NCBA CLUSA approach is founded on the belief that its beneficiaries should be the decision-makers when dealing with the development issues of their communities. In order to do this, they must have the power to articulate and design locally-generated, sustainable solutions. The role of NCBA CLUSA International consists in contributing to these processes of empowerment by enhancing the organizational capacity of co-operatives and other entities, through training in analytical, problem-solving and entrepreneurial skills, as well as intensive community-based entrepreneurial and democratic governance training.

How do you measure the impact on the co-operatives that participate in these trade modalities?

And, what are some of the most outstanding indicators of this impact? NCBA CLUSA International uses several indicators to assess the impact on the co-operatives that participate in the initiatives, including:

■ the number of co-operatives that have signed a memorandum of understanding;

■ the monetary value of the business volume conducted by the co -operatives that receive support;

■ the number of farmers that have adopted new technologies;

■ the number of new members joining these business associations;

■ the growth of markets and of the customer base (developing countries are the main source of global demand and agricultural trade growth)

■ the availability of domestic products throughout the year, both for the United States and for other markets.

How can the sustainability of this impact be extended and reinforced?

When the organizations or individuals take active participation in the processes that affect their futures, the outputs of their production reflect more adequately their own needs and interests. In turn, this drives investment and participation while leading to a higher impact. The empowerment, and the commitment to a co-operative (that is a result of this process of participatory design and development) constitute a significant contribution to future sustainability and success. By incorporating intellectual capital and participation through strategic partnerships among cooperatives a positive and lasting impact is achieved.

Concerning demand, do retail and supermarket co-operatives in the United States have an unmet demand for agricultural products, foodstuff and other goods produced in Latin America? And, in this context, is it a valid option to seek co-operative suppliers among United States co-operatives?

Yes, there is an unmet demand in United States co-operatives, since they tend to face certain business challenges that they must learn to overcome:

■ they perceive entry in Latin American markets as too risky;

■ they often face highly complicated procedures;

■ there is a risk of facing corruption instances;

■ costs tend to be high;

■ it is often hard to identify an adequate local partner;

■ there are cultural and language barriers;

■ the entrepreneurial skills of foreign partners are often limited.

About the products, what are the most important requirements that agricultural or agribusiness cooperatives of the producing countries must take into account?

Co-operatives must take into account several requirements.
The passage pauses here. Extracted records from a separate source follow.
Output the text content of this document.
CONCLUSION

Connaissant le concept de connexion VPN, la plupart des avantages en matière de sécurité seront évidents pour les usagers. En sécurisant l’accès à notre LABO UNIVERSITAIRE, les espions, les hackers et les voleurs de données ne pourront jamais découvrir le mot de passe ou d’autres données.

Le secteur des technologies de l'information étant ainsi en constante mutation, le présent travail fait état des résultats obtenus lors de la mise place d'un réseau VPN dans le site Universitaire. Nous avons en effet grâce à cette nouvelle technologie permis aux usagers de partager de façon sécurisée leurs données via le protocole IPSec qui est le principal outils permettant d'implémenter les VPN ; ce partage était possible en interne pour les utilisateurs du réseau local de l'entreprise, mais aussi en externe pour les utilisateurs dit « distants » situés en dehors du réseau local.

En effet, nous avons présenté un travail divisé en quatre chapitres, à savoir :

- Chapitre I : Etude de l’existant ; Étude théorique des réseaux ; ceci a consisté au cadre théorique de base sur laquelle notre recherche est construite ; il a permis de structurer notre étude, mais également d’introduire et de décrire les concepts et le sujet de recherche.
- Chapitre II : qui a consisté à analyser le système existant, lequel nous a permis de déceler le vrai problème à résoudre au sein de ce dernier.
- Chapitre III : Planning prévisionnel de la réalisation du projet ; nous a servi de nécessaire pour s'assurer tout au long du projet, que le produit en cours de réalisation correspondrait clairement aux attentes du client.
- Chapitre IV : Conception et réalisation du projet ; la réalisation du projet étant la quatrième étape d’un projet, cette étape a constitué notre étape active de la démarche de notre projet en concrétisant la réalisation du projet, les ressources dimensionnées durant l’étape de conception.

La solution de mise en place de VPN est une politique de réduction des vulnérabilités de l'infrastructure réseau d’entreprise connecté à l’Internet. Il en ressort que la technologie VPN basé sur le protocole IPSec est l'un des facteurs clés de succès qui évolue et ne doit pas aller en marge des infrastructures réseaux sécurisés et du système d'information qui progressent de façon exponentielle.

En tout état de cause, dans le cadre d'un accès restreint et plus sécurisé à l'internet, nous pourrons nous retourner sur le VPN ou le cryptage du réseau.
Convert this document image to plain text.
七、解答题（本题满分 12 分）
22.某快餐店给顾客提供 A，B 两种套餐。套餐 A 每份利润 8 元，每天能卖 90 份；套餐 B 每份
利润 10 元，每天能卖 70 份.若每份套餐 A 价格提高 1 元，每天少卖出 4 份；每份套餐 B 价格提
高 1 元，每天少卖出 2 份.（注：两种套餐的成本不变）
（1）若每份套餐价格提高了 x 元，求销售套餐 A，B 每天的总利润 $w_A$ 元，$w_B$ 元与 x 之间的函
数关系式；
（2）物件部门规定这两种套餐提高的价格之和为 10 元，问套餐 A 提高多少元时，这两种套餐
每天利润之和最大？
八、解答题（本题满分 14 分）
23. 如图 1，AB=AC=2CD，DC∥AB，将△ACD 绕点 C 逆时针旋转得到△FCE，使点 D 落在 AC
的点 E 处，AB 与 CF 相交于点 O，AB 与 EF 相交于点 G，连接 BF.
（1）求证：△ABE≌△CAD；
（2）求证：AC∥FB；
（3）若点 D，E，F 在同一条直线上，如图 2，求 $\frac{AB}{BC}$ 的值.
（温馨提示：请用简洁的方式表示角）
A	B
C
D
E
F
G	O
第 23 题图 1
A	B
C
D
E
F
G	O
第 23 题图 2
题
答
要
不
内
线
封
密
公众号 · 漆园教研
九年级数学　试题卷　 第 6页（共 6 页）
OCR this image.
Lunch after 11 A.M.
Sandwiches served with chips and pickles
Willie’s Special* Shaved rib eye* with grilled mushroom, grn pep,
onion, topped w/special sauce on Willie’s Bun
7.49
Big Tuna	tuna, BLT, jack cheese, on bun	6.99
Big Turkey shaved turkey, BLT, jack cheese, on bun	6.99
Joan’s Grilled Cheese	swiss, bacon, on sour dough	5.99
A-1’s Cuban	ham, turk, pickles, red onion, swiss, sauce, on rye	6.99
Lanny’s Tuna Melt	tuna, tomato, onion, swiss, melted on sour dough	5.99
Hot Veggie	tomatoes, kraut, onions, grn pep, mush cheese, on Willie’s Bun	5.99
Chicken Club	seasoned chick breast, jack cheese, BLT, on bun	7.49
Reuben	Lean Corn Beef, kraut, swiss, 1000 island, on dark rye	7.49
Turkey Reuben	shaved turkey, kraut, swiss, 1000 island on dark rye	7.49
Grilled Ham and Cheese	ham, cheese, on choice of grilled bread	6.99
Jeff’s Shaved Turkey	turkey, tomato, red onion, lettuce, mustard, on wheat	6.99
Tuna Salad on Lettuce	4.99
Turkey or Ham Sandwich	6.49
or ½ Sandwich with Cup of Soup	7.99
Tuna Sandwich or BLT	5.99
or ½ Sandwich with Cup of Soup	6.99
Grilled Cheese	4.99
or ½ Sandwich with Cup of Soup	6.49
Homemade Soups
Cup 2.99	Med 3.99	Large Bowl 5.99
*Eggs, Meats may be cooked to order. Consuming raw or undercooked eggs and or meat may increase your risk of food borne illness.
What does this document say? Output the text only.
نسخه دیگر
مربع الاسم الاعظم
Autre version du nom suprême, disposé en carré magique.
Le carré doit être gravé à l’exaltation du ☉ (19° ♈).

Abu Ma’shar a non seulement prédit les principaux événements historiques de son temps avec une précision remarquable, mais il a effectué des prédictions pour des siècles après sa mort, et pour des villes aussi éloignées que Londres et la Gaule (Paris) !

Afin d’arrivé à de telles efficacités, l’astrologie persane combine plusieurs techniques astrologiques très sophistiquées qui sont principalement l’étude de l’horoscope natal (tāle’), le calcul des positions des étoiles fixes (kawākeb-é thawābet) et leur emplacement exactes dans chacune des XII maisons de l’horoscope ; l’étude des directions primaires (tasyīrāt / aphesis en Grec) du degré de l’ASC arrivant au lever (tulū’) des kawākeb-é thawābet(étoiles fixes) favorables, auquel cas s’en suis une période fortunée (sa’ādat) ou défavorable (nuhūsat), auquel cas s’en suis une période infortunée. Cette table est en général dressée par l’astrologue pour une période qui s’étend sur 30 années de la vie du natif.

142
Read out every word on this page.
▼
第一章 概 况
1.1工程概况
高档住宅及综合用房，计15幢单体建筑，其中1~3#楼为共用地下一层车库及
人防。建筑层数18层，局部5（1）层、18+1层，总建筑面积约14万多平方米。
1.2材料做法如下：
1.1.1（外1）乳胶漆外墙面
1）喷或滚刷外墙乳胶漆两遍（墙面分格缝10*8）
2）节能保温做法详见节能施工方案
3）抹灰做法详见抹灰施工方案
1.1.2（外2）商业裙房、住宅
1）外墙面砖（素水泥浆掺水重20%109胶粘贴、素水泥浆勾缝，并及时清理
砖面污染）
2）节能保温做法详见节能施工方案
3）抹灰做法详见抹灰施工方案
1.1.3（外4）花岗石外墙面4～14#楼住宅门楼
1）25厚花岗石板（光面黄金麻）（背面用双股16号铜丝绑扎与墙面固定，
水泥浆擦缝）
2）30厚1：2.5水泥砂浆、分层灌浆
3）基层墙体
They need to ensure:

■ they offer high quality, organic and/or fair trade products;

■ they have attractive labels and high-quality packaging;

■ they have adequate production levels;

■ they market their products appropriately;

■ they have access to credit and certifications;

■ there is strong leadership in the co-operative to manage all these requirements.

The development of trade among co-operatives has a long history in fair trade or other modalities. What is the value for NCBA CLUSA of the lessons drawn from alternative forms of North-South trade?

We have been successful in giving shape to experiences of collaboration with co-operatives, or intermediaries that operate on the basis of co-operative values. With the development of a sustainable economy, these alternative forms of trade allow co-operatives from developing countries to capture a higher added value from trade, and strengthen their capacity to increase the revenues of their members. And provides buyers with access to new, healthy products, and the chance to learn from experiences conducted in developing countries.